The Difference a Year Makes
If you think you know the new-media landscape, wait a year--or a few months--
and it will change.
By Barb Palser
The number of U.S. homes with high-speed Internet connections ballooned nearly 50 percent from May 2002 to May 2003. In 2002 news video on the Web wasn't much of a factor; 2003 proved there is an audience that will watch, even pay, if it's good enough. In 2002 search engine Google raised journalistic eyebrows when it launched a beta version of its computer-driven news service; the next year Google News won an international Webby Award for best news site.
Barb Palser (firstname.lastname@example.org), AJR's new-media columnist, is vice president, account management, with Internet Broadcasting.
The price of this thrill ride is that we can't always see what's in front of us. Some trends, such as Internet growth and newsroom convergence, move in a straight and steady path. But others, such as paid-subscription models, personalization and online video, have tracked a wild zigzag over the years. The road to 2004 is littered with wrong and premature predictions.
The key to telling the future of online news is to focus on the near-term trends that are already happening--or that have been announced in press releases. (Is that cheating?) Here are a few developments that will advance in the coming year:
MORE PEOPLE-POWERED CONTENT
Visitor-generated content, the best old idea on the Internet, is finally making inroads on news sites. Some recruit citizens to write regular neighborhood Weblogs about local sports, politics, schools and whatever else. Many more invite people to post pictures and comments about big news events. After Hurricane Isabel hit the East Coast in September, WVEC-TV in Hampton Roads, Virginia, created a Weblog that included not only personal accounts and photos, but conversations among people helping one another learn whether loved ones were safe.
Such projects offer ultralocal community information at a time when media companies are battling perceptions of cookie-cutter, corporate-controlled news. It's a stretch to call this "citizen journalism"--but whatever it is, look for more of it this year.
PRINT AND BROADCAST REPORTERS TRY IT, LIKE IT
Throughout 2003 and particularly during the war in Iraq, many traditional newsrooms launched reporter Weblogs and other Web-only coverage. Despite a few skirmishes between blogging reporters and their managers over editing policy (see The Online Frontier, June/July, and Free Press, December/January), it was a good year for leading print and broadcast reporters to the Web. This year presents at least two ripe opportunities to showcase original, real-time Web reporting, with the summer Olympic Games and the presidential campaigns. If we can't squeeze some groundbreaking convergence out of those two stories, we're not even trying.
POP-UPS POP OUT
This year could be the beginning of the end for pop-up advertising. (Go ahead, do the happy dance.) Late in 2003, Yahoo! and Google rolled out free toolbars that include pop-up blockers. Last March, AOL launched a similar tool for its subscribers.
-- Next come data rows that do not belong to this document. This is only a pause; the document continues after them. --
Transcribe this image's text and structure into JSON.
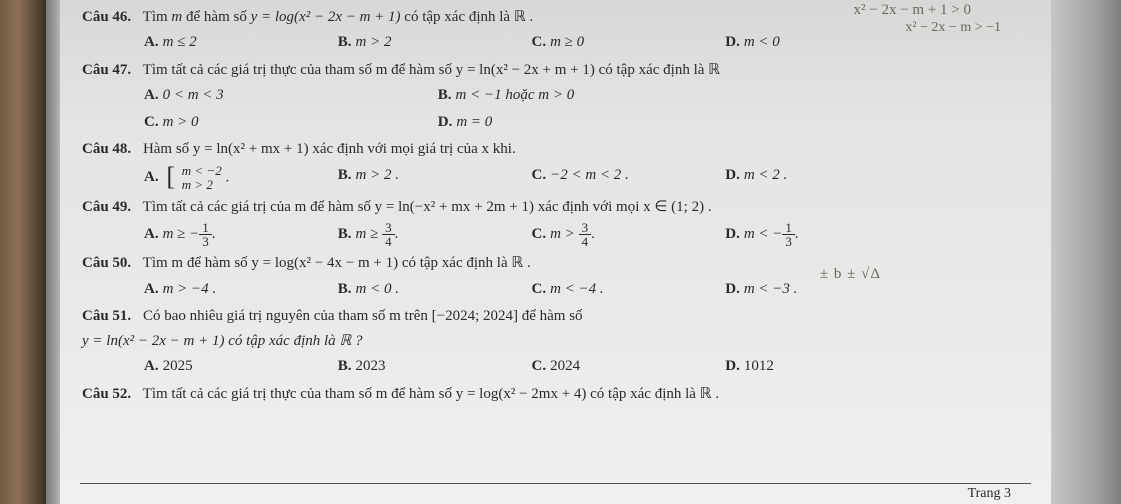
{
  "handwriting": {
    "line1": "x² − 2x − m + 1 > 0",
    "line2": "x² − 2x − m > −1",
    "mid": "± b   ± √Δ"
  },
  "questions": [
    {
      "id": "46",
      "label": "Câu 46.",
      "stem_pre": "Tìm ",
      "stem_var": "m",
      "stem_mid": " để hàm số ",
      "stem_fn": "y = log(x² − 2x − m + 1)",
      "stem_post": " có tập xác định là ℝ .",
      "options": [
        {
          "k": "A.",
          "t": "m ≤ 2"
        },
        {
          "k": "B.",
          "t": "m > 2"
        },
        {
          "k": "C.",
          "t": "m ≥ 0"
        },
        {
          "k": "D.",
          "t": "m < 0"
        }
      ]
    },
    {
      "id": "47",
      "label": "Câu 47.",
      "stem": "Tìm tất cả các giá trị thực của tham số m để hàm số y = ln(x² − 2x + m + 1) có tập xác định là ℝ",
      "options_row1": [
        {
          "k": "A.",
          "t": "0 < m < 3"
        },
        {
          "k": "B.",
          "t": "m < −1 hoặc m > 0"
        }
      ],
      "options_row2": [
        {
          "k": "C.",
          "t": "m > 0"
        },
        {
          "k": "D.",
          "t": "m = 0"
        }
      ]
    },
    {
      "id": "48",
      "label": "Câu 48.",
      "stem": "Hàm số y = ln(x² + mx + 1) xác định với mọi giá trị của x khi.",
      "optionA_top": "m < −2",
      "optionA_bot": "m > 2",
      "options_rest": [
        {
          "k": "B.",
          "t": "m > 2 ."
        },
        {
          "k": "C.",
          "t": "−2 < m < 2 ."
        },
        {
          "k": "D.",
          "t": "m < 2 ."
        }
      ]
    },
    {
      "id": "49",
      "label": "Câu 49.",
      "stem": "Tìm tất cả các giá trị của m để hàm số y = ln(−x² + mx + 2m + 1) xác định với mọi x ∈ (1; 2) .",
      "options": [
        {
          "k": "A.",
          "pre": "m ≥ −",
          "num": "1",
          "den": "3",
          "post": "."
        },
        {
          "k": "B.",
          "pre": "m ≥ ",
          "num": "3",
          "den": "4",
          "post": "."
        },
        {
          "k": "C.",
          "pre": "m > ",
          "num": "3",
          "den": "4",
          "post": "."
        },
        {
          "k": "D.",
          "pre": "m < −",
          "num": "1",
          "den": "3",
          "post": "."
        }
      ]
    },
    {
      "id": "50",
      "label": "Câu 50.",
      "stem": "Tìm m để hàm số y = log(x² − 4x − m + 1) có tập xác định là ℝ .",
      "options": [
        {
          "k": "A.",
          "t": "m > −4 ."
        },
        {
          "k": "B.",
          "t": "m < 0 ."
        },
        {
          "k": "C.",
          "t": "m < −4 ."
        },
        {
          "k": "D.",
          "t": "m < −3 ."
        }
      ]
    },
    {
      "id": "51",
      "label": "Câu 51.",
      "stem_line1": "Có bao nhiêu giá trị nguyên của tham số m trên [−2024; 2024] để hàm số",
      "stem_line2": "y = ln(x² − 2x − m + 1) có tập xác định là ℝ ?",
      "options": [
        {
          "k": "A.",
          "t": "2025"
        },
        {
          "k": "B.",
          "t": "2023"
        },
        {
          "k": "C.",
          "t": "2024"
        },
        {
          "k": "D.",
          "t": "1012"
        }
      ]
    },
    {
      "id": "52",
      "label": "Câu 52.",
      "stem": "Tìm tất cả các giá trị thực của tham số m để hàm số y = log(x² − 2mx + 4) có tập xác định là ℝ ."
    }
  ],
  "footer": "Trang 3"
}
The big whammy will be Microsoft's new version of Internet Explorer, scheduled for release this year, which will prompt users to enable a blocker the first time they encounter a pop-up.
As the backlash against pop-ups reaches critical mass, advertisers will be forced to look at new--hopefully less irritating--options. (But beware: Generally pop-up blockers don't distinguish between advertisements and editorial content that uses pop-up windows.)
Now, if we could just do something about the spam....
NEWS AGGREGATORS GET BETTER
Google News, AOL News and Yahoo! News aren't successful just because they have built-in audiences--although that helps. They're good because they know the Internet; their core businesses are managing information and helping people get what they want from the Web. Emphasizing "personalization and relevancy," AOL's 2004 Election Guide will automatically generate a page of news and information for each visitor based on his or her zip code. There's a good chance the next innovations in distributing online news will come from news aggregators.
OLD MEDIA HOLDOUTS WAKE UP, SMELL COFFEE?
After all this time, there are still some news managers who embargo breaking news from the Web and refuse to promote their Web sites to protect their traditional media properties--or who simply don't believe the Web has enough value to put resources into it. They don't see that their audiences and advertisers are waiting for them to make online news valuable by making it good, and that by treating the Web like a second-class medium they fulfill their own prophecy. Will they ever pull their heads out of the sand? Consider it a wish to grow on.